OCR是指光学字符识别，它其实是一种图片模式匹配查找。学过编程的朋友对正则多少知道些，OCR有点象正则，不过是把字符串环境换成了图片像素环境。OCR是针对字体进行的学习识别，而神经网络是专业做学习的，两者进行结合学习意义非常大。

Introduction

A lot of people today are trying to write their own OCR (Optical Character Recognition) System or to improve the quality of an existing one.

This article shows how the use of artificial neural network simplifies development of an optical character recognition application, while achieving highest quality of recognition and good performance.今天很多人都在尝试编写自己的OCR（光学字符识别）系统或者提高现有系统的质量。

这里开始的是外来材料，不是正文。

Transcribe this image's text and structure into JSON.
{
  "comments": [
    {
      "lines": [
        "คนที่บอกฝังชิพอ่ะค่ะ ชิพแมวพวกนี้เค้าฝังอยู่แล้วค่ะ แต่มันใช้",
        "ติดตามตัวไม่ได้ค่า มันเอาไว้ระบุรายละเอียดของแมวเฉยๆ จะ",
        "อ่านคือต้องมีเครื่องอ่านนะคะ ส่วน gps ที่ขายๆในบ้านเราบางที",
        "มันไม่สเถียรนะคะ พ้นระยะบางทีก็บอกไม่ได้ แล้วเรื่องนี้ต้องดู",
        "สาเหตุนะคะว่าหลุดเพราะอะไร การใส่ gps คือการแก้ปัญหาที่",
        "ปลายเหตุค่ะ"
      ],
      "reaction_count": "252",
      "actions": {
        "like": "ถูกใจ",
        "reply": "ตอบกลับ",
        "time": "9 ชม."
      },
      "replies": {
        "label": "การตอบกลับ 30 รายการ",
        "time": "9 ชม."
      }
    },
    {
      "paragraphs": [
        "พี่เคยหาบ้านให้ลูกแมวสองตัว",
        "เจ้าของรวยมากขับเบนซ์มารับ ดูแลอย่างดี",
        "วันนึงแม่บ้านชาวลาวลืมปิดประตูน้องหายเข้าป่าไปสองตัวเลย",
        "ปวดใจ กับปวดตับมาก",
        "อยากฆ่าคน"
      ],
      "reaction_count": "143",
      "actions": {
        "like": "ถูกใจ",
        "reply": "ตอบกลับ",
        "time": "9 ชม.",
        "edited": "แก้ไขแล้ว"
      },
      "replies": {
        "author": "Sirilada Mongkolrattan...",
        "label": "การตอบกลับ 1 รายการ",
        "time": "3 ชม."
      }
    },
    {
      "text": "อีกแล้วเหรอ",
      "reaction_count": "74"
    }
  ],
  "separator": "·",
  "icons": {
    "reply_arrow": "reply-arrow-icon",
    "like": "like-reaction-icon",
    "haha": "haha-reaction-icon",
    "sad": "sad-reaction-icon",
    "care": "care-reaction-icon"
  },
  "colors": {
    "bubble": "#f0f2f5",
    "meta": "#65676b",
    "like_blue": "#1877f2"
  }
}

本文介绍了如何使用人工神经网络简化光学字符识别应用程序的开发，同时实现最高的识别质量和良好的性能。

Background

Developing proprietary OCR system is a complicated task and requires a lot of effort. Such systems usually are really complicated and can hide a lot of logic behind the code. The use of artificial neural network in OCR applications can dramatically simplify the code and improve quality of recognition while achieving good performance. Another benefit of using neural network in OCR is extensibility of the system – ability to recognize more character sets than initially defined. Most of traditional OCR systems are not extensible enough. Why? Because such task as working with tens of thousands Chinese characters, for example, is not as easy as working with 68 English typed character set and it can easily bring the traditional system to its knees!开发专有的OCR系统是一项复杂的任务，需要付出很多努力。这样的系统通常非常复杂，并且可以隐藏代码背后的许多逻辑。在OCR应用中使用人工神经网络可以显著简化代码并提高识别质量，同时实现良好的性能。在OCR中使用神经网络的另一个好处是系统的可扩展性 - 能够识别比最初定义的更多字符集。大多数传统的OCR系统都不够可扩展。为什么？例如，因为使用数万个汉字这样的任务并不像使用68英文字符集那样容易，它很容易让传统系统瘫痪！

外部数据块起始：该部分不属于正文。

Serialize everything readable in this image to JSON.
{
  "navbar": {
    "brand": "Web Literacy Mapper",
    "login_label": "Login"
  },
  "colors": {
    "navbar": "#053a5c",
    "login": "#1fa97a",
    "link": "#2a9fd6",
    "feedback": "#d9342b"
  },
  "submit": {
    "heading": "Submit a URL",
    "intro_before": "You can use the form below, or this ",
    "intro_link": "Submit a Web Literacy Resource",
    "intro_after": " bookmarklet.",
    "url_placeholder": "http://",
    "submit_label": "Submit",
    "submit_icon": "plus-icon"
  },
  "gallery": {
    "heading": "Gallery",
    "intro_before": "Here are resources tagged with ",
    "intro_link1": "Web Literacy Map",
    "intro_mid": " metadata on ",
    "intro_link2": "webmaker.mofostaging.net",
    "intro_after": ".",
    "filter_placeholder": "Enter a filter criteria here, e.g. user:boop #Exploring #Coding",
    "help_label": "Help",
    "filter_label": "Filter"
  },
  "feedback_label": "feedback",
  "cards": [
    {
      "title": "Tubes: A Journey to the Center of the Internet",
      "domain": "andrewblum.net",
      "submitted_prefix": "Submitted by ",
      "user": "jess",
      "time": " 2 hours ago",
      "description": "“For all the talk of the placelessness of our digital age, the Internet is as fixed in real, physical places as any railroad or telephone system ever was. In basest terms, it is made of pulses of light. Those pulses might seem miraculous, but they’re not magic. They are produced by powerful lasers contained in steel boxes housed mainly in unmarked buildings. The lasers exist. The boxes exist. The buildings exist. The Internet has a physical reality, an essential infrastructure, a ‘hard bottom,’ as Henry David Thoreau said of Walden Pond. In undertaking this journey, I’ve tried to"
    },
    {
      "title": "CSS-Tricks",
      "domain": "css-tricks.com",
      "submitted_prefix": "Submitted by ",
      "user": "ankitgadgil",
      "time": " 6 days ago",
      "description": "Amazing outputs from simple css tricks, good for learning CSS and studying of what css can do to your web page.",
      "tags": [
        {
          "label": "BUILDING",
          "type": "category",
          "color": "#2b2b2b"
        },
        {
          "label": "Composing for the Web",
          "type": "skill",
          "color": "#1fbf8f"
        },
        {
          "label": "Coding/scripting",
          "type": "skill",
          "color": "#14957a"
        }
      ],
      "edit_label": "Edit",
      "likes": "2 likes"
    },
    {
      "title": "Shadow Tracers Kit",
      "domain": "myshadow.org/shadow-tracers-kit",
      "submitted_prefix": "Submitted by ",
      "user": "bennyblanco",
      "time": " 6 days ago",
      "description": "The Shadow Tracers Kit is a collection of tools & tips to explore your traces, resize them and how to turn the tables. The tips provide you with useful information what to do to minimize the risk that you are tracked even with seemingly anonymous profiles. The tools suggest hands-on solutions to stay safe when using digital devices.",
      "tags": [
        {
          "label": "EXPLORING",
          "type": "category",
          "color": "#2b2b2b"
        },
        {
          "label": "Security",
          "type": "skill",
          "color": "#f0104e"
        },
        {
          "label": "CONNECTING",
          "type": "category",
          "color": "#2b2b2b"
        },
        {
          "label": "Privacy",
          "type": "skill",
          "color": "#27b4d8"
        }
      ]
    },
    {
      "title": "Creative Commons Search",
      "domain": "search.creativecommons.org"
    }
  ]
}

Well, the Artificial Neural Network (ANN) is a wonderful tool that can help to resolve such kind of problems. The ANN is an information-processing paradigm inspired by the way the human brain processes information. Artificial neural networks are collections of mathematical models that represent some of the observed properties of biological nervous systems and draw on the analogies of adaptive biological learning. The key element of ANN is topology. The ANN consists of a large number of highly interconnected processing elements (nodes) that are tied together with weighted connections (links). Learning in biological systems involves adjustments to the synaptic connections that exist between the neurons. This is true for ANN as well. Learning typically occurs by example through training, or exposure to a set of input/output data (pattern) where the training algorithm adjusts the link weights. The link weights store the knowledge necessary to solve specific problems.那么，人工神经网络（ANN）是一个很好的工具，可以帮助解决这类问题。人工神经网络是一种信息处理范式，受人类大脑处理信息的方式的启发。人工神经网络是数学模型的集合，代表了生物神经系统的一些观察到的特性，并借鉴了自适应生物学习的类比。ANN的关键要素是拓扑。ANN由大量高度互连的处理元素（节点）组成，这些元素通过加权连接（链接）连接在一起。在生物系统中学习涉及调整神经元之间存在的突触连接。对于ANN也是如此。学习通常通过例如训练或暴露于一组输入/输出数据（模式）来进行，其中训练算法调整链接权重。链接权重存储解决特定问题所需的知识。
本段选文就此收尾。